The court held that under the regulations for Medicare’s prescription drug program, Medicare Part D, a drug is eligible for reimbursement only if it is prescribed for a “medically-accepted use,” that is, a use that is approved by the FDA or listed in certain drug compendia. If a prescription is for any other use, the drug is not eligible for reimbursement by Medicare, and seeking, or causing someone else to seek, payment for such a use can violate the False Claims Act.

In Celgene, the former Celgene employee who filed the qui tam lawsuit argued that the company, which does not submit claims for payment to the government, caused physicians to submit claims for payment for off-label uses of two of its drugs. The whistleblower, Beverly Brown, argued that Celgene’s promotion of those drugs for off-label purposes was a substantial factor in leading physicians to prescribe the drug for off-label uses.

Celgene argued that the case should not go to trial because the law restricted truthful speech. The court sided with Brown, holding that a reasonable jury could find that Celgene promoted its drugs for uses that were not medically accepted and not eligible for reimbursement by Medicare.

The government, which declined to intervene in Brown’s case, had submitted a “statement of interest” supporting Brown’s position that Medicare reimburses the costs of drugs only when they are prescribed for “medically-accepted uses.”

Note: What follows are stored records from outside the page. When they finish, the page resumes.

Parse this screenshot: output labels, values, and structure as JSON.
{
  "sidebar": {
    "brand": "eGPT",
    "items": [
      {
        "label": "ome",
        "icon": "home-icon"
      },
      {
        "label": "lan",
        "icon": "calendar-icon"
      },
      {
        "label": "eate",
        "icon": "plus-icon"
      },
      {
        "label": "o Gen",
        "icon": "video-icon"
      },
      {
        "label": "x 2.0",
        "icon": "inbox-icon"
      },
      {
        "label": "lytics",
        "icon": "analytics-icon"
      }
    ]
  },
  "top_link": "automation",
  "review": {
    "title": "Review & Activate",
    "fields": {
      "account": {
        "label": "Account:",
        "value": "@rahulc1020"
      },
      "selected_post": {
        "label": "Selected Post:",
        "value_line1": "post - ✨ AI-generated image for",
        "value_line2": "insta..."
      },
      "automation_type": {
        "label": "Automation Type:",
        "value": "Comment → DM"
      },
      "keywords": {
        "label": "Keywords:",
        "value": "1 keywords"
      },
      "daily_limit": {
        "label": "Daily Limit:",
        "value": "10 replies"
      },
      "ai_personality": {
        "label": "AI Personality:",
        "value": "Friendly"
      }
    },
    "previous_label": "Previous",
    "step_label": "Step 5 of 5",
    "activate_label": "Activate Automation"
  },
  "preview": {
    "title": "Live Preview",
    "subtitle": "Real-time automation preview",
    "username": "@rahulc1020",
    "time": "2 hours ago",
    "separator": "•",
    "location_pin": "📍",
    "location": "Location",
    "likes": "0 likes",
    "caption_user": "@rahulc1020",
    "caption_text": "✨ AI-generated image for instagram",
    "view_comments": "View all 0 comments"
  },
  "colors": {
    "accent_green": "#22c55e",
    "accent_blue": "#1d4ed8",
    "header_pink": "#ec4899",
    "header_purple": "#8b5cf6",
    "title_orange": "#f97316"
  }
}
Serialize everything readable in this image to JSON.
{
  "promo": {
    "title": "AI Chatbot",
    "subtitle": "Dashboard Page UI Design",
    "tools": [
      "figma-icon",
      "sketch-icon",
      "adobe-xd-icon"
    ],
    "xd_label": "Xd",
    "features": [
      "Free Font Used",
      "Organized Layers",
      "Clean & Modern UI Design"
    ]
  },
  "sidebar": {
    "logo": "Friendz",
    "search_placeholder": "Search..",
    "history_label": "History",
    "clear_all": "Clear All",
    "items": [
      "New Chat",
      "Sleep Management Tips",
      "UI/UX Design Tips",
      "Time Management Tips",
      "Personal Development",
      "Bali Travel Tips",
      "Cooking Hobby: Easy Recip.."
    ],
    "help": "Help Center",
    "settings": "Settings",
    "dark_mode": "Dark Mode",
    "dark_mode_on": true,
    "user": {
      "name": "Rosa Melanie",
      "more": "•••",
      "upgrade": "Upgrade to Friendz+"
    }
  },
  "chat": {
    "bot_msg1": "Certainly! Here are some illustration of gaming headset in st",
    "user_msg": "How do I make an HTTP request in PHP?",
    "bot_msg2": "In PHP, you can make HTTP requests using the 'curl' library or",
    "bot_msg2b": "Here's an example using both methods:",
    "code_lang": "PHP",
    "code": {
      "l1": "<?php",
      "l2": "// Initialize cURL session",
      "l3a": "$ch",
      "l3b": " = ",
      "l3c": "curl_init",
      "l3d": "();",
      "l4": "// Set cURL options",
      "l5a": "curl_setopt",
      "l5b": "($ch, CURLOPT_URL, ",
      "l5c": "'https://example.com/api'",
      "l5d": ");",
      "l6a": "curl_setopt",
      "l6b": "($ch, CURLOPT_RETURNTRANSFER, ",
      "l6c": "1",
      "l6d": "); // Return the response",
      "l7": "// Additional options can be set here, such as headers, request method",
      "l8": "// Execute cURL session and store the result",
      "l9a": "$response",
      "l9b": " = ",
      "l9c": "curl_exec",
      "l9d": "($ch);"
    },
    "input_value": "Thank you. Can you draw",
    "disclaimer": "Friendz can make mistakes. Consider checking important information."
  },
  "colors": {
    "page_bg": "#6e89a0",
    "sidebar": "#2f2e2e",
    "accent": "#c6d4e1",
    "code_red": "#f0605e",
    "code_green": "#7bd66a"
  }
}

Additionally, the court found that Celgene could be liable under the FCA even though Medicare continued to pay for prescriptions for the drug even after Brown filed her qui tam lawsuit. Celgene argued that the filing of the lawsuit put the government on notice that some claims for payment were false.

The court reasoned that even if Medicare knew that some claims for the drugs may be false, it does not necessarily follow that the government made an informed decision to continue paying specific claims that it knew were false.

This decision, allowing Brown to continue to trial with her claims, provides important guidance on False Claims Act cases based on off-label marketing, as the debate over off-label marketing rules continues in the regulatory arena.

Just last month the pharmaceutical industry pushed back against a new FDA rule regarding a manufacturer’s obligations to include labeling about off-label uses if it intends to promote a drug for an unapproved use.